Evergrande’s transactions with Lau date back to at least 2009, when the tycoon bought shares in Evergrande’s initial public offering. Lau’s family and associated entities later invested billions in 2017 as Evergrande’s shares rocketed 458% that year, gains that have since largely been erased.

“Lau and some of the other Hong Kong tycoons are funding channels for Evergrande or Hui for his business development,” said Edwin Fan, an analyst at Fitch Ratings Ltd.

Hui and Lau have also done real estate deals, with Evergrande buying a Hong Kong office tower from Chinese Estates in November 2015 for a record HK$12.5 billion ($1.6 billion). That followed two other mainland property purchases from Chinese Estates the same year, one of which prompted Moody’s to flag Evergrande’s “notable increase in short-term debt.” In Hong Kong, Chinese Estates leases several floors at China Evergrande Centre.

In one of their more recent transactions, Chinese Estates invested along with Evergrande in Shengjing Bank Co., a lender in China’s northeast province of Liaoning near the border with North Korea. Chinese Estates later sold the shares to Lau’s wife, who has since sold part of her stake.

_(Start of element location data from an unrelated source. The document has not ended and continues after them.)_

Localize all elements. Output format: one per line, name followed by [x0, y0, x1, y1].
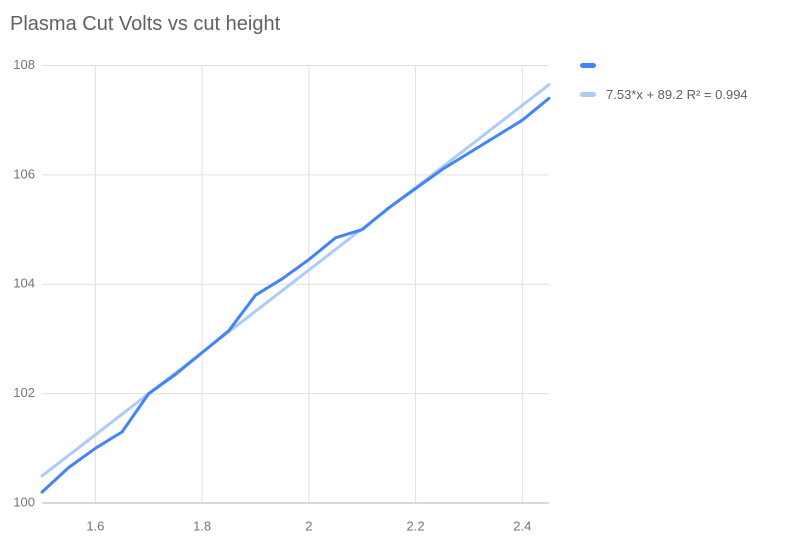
- x-axis-tick-label: 2: [305, 519, 312, 534]
- trendline-legend-label: 7.53*x + 89.2 R² = 0.994: [606, 86, 748, 102]
- legend-item-series: [580, 56, 748, 74]
- series-swatch-icon: [580, 62, 596, 68]
- y-axis-tick-label: 100: [13, 494, 35, 509]
- chart-title: Plasma Cut Volts vs cut height: [10, 13, 281, 35]
- trendline: [40, 83, 551, 478]
- series-line: [40, 96, 551, 494]
- chart-legend: 7.53*x + 89.2 R² = 0.994: [580, 56, 748, 114]
- x-axis-tick-label: 1.8: [193, 519, 211, 534]
- y-axis-tick-label: 104: [13, 276, 35, 291]
- x-axis-tick-label: 2.2: [407, 519, 425, 534]
- y-axis-tick-label: 108: [13, 57, 35, 72]
- legend-item-trendline: 7.53*x + 89.2 R² = 0.994: [580, 85, 748, 103]
- y-axis-tick-label: 106: [13, 166, 35, 181]
- trendline-swatch-icon: [580, 91, 596, 97]
- x-axis-tick-label: 2.4: [513, 519, 531, 534]
- x-axis-tick-label: 1.6: [86, 519, 104, 534]
- y-axis-tick-label: 102: [13, 385, 35, 400]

Cheung and Cheng family entities also hold shares in the bank, filings show. Evergrande boosted its interest following a request from Chinese authorities who wanted to recapitalize the lender, according to people familiar with the matter.

Shengjing Bank said in a filing that the deal would enhance the bank’s capital adequacy ratios, which are “relatively low” compared to peers in China, while strengthening risk management and supporting future growth. The joint filing said Evergrande is “optimistic” about the future development of the bank.

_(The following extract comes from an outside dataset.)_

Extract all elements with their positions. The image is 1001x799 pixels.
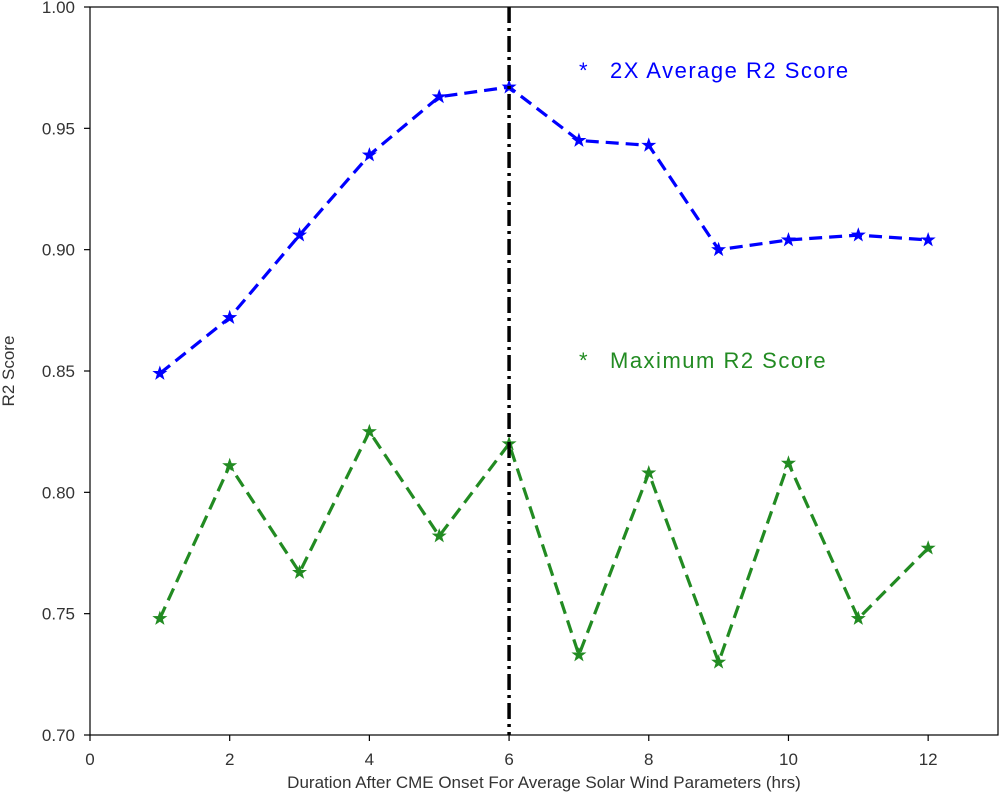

Whether the Big Two Club’s investments pay off will depend largely on the paths of China’s economy and real estate market, both of which are still highly uncertain as the pandemic weighs on global demand.

Read more: Evergrande’s $83 Billion Catch-Up Means More Price Cuts

Evergrande’s contracted sales grew 23% in the first quarter, but some analysts have noted the gain was fueled by discounts, get-out clauses for buyers and price-match promises, saying that any sales increase this year will come at the expense of margins. Contracted sales in April rose 11.6%. Bloomberg Intelligence analysts said sales are likely to remain strong, albeit at the expense of a lower average selling price.

The bond market is similarly skeptical. While Evergrande’s $200 million of 8% dollar notes maturing in June trade near par, its 8.75% U.S.-currency notes due 2025 fetch only 79.8 cents on the dollar and fell as low as 54.6 cents in March, during a broad sell-off in Chinese high-yield securities tied to the Covid-19 outbreak.

“Evergrande expanded during the good years and is now facing tremendous pressure to repay debt,” said Andrew Collier, managing director at Orient Capital Research Inc. “If coronavirus maintains its presence in China, Evergrande’s problems will only increase.”